Blessed with cracking dialogue, sense of purpose and pacing from writer Mankiewicz, Live and Let Die is also a rich caper that privately weathered a less public rift between founding producers Albert R. Broccoli and Harry Saltzman. When EON Productions and Cubby went solo with 1977’s The Spy Who Loved Me, it was Hamilton who ensured the series was left in a solid enough place for the public – and EON’s – confidence to move forward. Live and Let Die was a key part of that. As was its score. As was Paul McCartney’s anthemic title song that is still a Glastonbury stalwart fifty years later.

‘The dragons have changed. Fleming was always writing about the Russians as the villains and the Cold War. But life has gone on. And so the problem these days is to find the dragon because Bond is St. George. Ultimately, he is killing dragons for the benefit of mankind.’


Rather than poolside villas, colonial hotels and lavish lobbies, in Live and Let Die we have pared-down apartments, parking lots, back-alleys, basements, fire-exits and poky voodoo gift shops. There is potentially more minutiae of the average man on the street’s world than any previous Bond film, the costume design overshadows the production design and its creepy malevolence and blood red production palette make it the only Bond bullet to step into a horror genre all of its own.

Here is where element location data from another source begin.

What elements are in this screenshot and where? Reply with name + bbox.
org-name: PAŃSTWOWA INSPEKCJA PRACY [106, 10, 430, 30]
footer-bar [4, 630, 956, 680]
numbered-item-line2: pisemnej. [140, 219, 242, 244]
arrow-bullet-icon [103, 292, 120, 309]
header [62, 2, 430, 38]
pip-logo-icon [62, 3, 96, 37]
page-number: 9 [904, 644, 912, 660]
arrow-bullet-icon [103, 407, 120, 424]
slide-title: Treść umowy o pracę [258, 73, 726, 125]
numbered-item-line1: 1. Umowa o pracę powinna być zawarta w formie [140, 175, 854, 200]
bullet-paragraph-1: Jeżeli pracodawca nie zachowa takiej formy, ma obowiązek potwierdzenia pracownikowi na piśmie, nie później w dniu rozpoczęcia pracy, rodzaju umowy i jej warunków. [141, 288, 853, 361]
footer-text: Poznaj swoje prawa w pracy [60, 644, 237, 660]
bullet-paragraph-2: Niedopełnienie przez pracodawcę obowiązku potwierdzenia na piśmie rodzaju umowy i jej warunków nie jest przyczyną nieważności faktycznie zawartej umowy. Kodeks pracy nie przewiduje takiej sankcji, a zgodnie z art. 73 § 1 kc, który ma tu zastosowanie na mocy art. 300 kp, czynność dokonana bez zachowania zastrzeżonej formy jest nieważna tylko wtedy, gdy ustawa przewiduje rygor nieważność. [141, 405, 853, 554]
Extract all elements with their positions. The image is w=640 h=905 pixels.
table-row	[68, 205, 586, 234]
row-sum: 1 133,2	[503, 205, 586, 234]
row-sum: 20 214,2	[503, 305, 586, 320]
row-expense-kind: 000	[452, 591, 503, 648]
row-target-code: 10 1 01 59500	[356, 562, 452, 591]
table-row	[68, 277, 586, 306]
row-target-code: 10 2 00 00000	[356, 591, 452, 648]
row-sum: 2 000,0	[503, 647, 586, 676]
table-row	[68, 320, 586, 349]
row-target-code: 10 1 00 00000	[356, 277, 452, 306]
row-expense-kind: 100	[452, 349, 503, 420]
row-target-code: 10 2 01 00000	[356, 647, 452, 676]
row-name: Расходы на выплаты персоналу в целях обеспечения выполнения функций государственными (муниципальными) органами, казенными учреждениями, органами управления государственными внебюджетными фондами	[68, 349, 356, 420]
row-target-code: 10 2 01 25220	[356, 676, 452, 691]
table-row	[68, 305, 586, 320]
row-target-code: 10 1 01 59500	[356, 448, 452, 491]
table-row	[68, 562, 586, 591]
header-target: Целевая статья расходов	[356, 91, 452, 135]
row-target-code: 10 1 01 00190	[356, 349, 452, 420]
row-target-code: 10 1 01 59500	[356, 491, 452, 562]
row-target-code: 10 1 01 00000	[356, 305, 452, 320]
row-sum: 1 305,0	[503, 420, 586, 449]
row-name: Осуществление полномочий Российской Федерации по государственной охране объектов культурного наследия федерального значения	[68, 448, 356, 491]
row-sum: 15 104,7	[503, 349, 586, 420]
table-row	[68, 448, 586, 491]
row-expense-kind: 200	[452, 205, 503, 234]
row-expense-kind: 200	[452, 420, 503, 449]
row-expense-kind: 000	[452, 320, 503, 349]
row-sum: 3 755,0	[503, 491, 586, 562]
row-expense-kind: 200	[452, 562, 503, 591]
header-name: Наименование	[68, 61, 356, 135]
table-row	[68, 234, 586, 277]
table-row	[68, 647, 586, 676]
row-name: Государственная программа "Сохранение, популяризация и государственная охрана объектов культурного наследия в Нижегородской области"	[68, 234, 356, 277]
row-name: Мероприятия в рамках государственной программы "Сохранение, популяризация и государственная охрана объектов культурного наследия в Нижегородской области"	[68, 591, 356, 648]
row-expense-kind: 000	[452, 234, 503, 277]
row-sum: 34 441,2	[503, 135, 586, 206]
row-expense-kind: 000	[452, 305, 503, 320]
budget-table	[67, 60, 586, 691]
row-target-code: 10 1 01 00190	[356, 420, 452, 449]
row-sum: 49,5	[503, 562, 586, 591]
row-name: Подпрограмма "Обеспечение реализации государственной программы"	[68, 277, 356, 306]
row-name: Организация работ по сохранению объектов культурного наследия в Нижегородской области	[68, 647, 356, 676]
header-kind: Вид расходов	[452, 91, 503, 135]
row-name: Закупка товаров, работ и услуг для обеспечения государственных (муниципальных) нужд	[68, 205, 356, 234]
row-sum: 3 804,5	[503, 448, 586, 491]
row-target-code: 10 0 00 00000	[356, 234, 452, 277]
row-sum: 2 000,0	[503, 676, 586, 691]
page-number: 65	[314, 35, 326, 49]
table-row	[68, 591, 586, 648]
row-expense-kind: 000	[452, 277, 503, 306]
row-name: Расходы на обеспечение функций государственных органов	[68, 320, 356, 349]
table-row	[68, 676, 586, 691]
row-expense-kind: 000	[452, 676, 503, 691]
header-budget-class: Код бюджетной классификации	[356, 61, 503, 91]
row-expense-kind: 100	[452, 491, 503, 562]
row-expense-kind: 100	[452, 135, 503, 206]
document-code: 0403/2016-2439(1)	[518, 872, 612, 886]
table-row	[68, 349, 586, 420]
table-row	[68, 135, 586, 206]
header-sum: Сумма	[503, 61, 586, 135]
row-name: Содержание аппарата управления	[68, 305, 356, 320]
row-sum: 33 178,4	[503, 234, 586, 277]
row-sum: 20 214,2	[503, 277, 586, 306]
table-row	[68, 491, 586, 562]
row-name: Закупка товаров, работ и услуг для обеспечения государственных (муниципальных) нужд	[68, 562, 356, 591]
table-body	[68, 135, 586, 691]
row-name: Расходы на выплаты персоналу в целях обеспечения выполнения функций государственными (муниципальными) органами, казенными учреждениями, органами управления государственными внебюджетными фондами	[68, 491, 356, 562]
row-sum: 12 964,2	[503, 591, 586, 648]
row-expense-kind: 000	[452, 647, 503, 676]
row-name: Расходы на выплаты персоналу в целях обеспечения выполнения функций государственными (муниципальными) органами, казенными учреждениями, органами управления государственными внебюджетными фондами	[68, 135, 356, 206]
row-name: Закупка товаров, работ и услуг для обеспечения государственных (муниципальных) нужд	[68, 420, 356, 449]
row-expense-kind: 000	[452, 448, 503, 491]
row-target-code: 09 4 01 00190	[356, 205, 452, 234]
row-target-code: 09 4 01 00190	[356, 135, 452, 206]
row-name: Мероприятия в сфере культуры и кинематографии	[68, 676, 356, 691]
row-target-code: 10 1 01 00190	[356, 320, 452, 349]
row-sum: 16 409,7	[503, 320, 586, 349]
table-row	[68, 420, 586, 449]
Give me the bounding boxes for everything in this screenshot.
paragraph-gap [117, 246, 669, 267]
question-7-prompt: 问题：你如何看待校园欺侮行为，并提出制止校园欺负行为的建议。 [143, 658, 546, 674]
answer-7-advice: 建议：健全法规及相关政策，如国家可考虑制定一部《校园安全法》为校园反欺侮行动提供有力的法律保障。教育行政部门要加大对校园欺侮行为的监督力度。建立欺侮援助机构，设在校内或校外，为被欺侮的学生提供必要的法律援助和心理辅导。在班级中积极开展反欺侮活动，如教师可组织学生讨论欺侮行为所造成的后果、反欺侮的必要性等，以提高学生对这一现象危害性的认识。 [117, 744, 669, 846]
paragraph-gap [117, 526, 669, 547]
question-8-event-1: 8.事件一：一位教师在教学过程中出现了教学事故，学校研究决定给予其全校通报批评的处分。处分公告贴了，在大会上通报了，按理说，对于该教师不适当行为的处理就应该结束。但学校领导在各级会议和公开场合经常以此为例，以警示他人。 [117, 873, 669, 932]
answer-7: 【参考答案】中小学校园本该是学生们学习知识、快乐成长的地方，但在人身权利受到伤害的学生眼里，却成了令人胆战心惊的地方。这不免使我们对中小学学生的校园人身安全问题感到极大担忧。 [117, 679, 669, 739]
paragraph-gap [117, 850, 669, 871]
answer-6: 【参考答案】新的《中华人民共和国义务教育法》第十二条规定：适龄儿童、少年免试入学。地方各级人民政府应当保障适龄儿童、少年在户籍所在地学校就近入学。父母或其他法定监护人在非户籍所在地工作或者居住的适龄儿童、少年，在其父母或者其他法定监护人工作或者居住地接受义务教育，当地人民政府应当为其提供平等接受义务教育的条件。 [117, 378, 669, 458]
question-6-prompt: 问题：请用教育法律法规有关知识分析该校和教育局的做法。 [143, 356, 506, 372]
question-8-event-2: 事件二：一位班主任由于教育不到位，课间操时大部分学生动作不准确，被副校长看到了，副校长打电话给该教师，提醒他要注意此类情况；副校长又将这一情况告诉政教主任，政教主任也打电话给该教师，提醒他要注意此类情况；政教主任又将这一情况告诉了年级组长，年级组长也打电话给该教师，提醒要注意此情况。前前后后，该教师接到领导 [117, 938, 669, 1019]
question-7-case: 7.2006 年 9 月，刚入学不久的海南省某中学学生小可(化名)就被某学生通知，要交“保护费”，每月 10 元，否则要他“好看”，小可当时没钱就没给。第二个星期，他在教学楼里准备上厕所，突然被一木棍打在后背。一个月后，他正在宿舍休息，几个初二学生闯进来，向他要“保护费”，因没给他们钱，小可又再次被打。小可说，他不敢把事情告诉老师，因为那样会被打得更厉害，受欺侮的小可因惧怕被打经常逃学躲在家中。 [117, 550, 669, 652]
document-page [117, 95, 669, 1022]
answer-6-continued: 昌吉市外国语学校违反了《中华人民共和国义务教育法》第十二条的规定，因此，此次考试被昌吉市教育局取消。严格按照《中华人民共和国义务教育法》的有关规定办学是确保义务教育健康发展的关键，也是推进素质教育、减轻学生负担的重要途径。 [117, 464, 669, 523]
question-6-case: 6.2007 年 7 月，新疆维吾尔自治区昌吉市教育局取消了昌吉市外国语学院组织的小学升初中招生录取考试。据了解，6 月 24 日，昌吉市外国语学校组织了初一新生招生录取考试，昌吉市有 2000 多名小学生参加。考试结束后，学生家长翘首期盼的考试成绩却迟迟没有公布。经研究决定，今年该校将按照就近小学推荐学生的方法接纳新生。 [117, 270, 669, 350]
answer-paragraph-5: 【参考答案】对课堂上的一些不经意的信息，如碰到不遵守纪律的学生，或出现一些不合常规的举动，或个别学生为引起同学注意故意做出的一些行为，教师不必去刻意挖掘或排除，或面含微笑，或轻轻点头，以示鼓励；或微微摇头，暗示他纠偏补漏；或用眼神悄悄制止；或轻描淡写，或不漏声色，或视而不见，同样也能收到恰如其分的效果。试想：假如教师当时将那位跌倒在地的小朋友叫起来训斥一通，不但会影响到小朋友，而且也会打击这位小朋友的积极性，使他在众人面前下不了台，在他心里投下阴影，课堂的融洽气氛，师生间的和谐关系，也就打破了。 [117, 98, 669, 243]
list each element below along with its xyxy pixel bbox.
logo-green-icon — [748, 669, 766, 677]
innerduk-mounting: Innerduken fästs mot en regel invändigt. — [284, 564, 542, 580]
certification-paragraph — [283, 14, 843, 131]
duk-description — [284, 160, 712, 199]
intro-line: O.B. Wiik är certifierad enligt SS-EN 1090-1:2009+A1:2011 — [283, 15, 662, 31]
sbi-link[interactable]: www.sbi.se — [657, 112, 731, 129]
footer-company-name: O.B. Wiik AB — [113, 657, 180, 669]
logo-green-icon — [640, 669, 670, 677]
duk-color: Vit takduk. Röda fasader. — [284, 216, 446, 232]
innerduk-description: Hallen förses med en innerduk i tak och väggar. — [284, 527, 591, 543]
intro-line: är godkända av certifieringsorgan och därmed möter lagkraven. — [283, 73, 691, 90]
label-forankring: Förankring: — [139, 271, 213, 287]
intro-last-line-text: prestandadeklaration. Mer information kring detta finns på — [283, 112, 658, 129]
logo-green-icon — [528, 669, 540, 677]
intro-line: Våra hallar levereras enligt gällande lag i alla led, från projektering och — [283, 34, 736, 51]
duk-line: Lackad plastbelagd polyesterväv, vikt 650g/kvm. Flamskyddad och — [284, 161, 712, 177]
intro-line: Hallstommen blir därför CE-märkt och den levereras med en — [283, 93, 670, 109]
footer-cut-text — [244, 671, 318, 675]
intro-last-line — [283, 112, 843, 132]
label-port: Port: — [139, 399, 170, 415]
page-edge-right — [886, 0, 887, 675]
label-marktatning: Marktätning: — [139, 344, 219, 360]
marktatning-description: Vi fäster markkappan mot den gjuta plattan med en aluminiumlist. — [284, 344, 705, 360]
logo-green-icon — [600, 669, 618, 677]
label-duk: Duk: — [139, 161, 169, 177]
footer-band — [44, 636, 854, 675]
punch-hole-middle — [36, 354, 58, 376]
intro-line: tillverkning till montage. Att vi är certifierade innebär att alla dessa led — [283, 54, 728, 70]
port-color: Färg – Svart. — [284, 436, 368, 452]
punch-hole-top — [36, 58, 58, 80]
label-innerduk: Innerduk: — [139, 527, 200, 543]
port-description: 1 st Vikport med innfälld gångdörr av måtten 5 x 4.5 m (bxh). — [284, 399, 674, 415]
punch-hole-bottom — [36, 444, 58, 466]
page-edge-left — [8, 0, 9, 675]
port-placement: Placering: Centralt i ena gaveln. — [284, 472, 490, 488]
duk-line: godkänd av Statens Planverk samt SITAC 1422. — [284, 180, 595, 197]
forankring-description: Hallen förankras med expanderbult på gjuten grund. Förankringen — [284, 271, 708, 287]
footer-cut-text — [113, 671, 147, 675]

Although he was older than Connery, Moore’s investiture as 007 sees a leaner and fresher Bond in a film that wants to press the reset button. But as two 007’s had come and gone in the previous two Bond movies and a great deal was riding on Bond ’73, Live and Let Die secured the 007 franchise by astutely playing out like Roger Moore has been doing it for years. Names are for tombstones, granted. But fifty years on, Live and Let Die is still that young Bond film with a franchise heart like an open book.